Back from the retreat, classes, practice, and day to day life progressed. The swelling continued to reduce. Still I used the magnetic wraps, still I received the many wonderful movements of energy, movements into my resistances, movements of the breath. These were truly gifts bestowed upon me. I did not have to ask.

I remember the doctor finally granting me permission to bear full weight 12 weeks post op. The X-rays showed a perfect alignment along the tibial plateau. The standard was met. I was free to do as I pleased.

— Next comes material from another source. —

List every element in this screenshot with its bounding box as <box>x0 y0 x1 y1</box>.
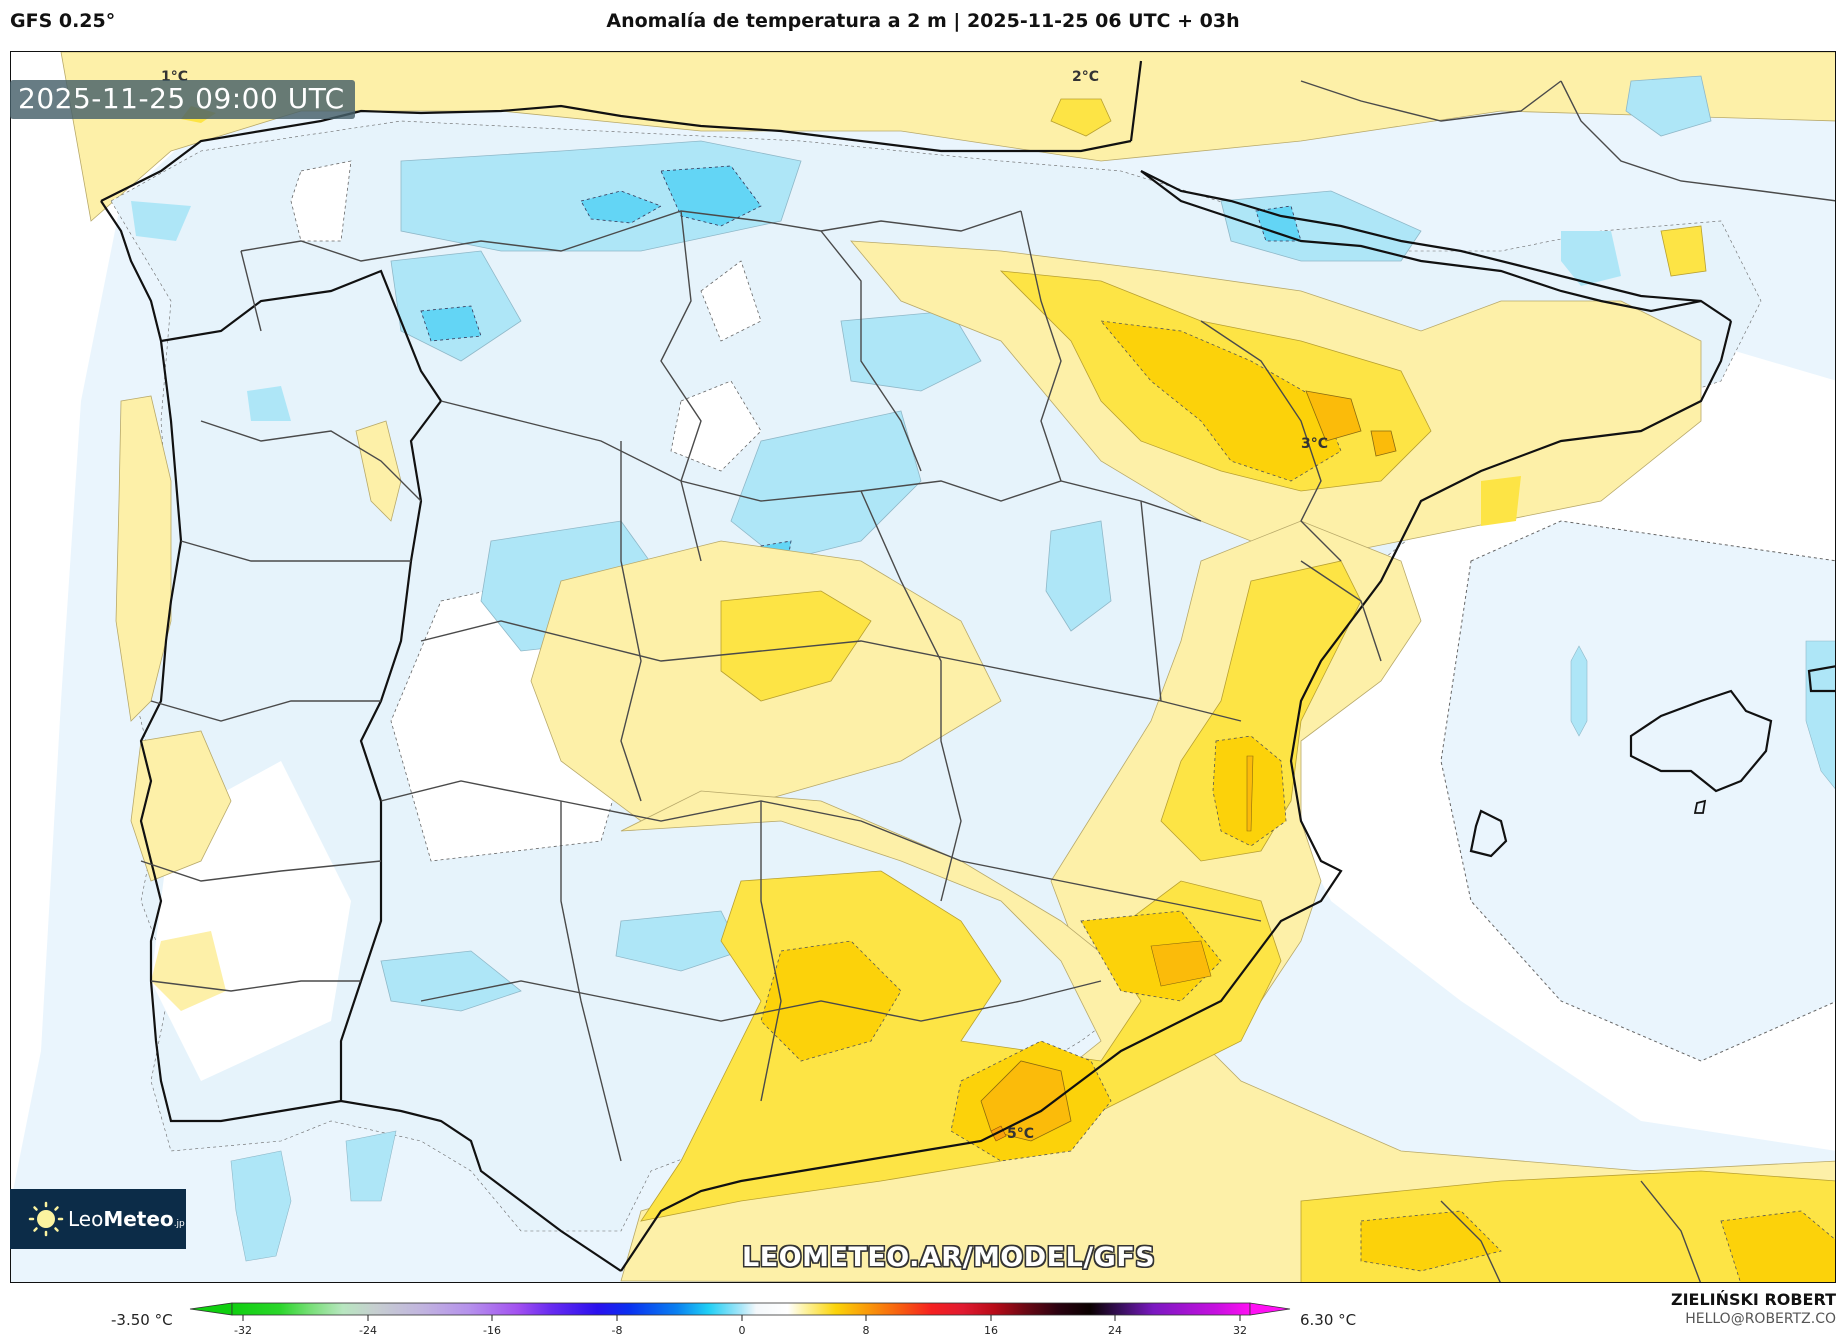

I went to another week long meditation retreat the following week. During my 12 weeks of minimal weight bearing orders, I had trained myself not to ground through the ball of my right big toe, during midstance and not to push through during the push off phase of late stance. This made sense, since I was ordered not to even push or ground through any part of my foot. 50 pounds is hardly pushing. With the mindfulness of walking meditation, I gradually brought back the ground and push off through that ball of my big toe. This was without any arbitrary strengthening exercises. This reinforced my paradigm of posture and movement. As a physical therapist, I was trained to look at range of motion and muscle strength to deduce gross motor function, and rehabilitation from there. As a yoga student, I realized that consciousness and skill of movement incorporated so much more than range and strength. I went so far as to question what is "strength". Is it some arbitrary push or pull into some device measuring pounds of pressure exerted. I choose to think that gross motor function comes from the awareness of sensation, image, and intention as movement of energy. The direction of this energy is from our center down in the grounding into the earth and outward and upward into the space around and above. The result is posture or movement with momentum upright, forward or backward .

I proceeded to put my mind into grounding my big toe ball and heel in stance. I weight shifted onto the right leg, grounding from my center, rising upward and pushing off forward in walking. Yes I am sure muscles were activated, [even stronger by some people’s paradigm] but so much more. I gained the confidence to "stand on my own two feet". This is a metaphor for the human lot of connecting earth to heaven through our human form. In nondualistic terms, I was extending into the space below my feet and extending [lifting] into the space above my head. My awareness allowed me to consider the space all around as my experience. There is just grounding, centering, and rising. This paradigm may be too lofty for some. But most will agree the walking is a motor skill. To walk symmetrically with confidence, ease, and grace is optimal movement behavior. Different paradigms dictate different views on how to accomplish this.

I used a paradigm that incorporates Hatha Yoga to rehab my broken leg after surgery back to graceful, fluid movement, [even functional by western medicine’s paradigm]. This injury was my teacher. It laid down the context for my journey to continue.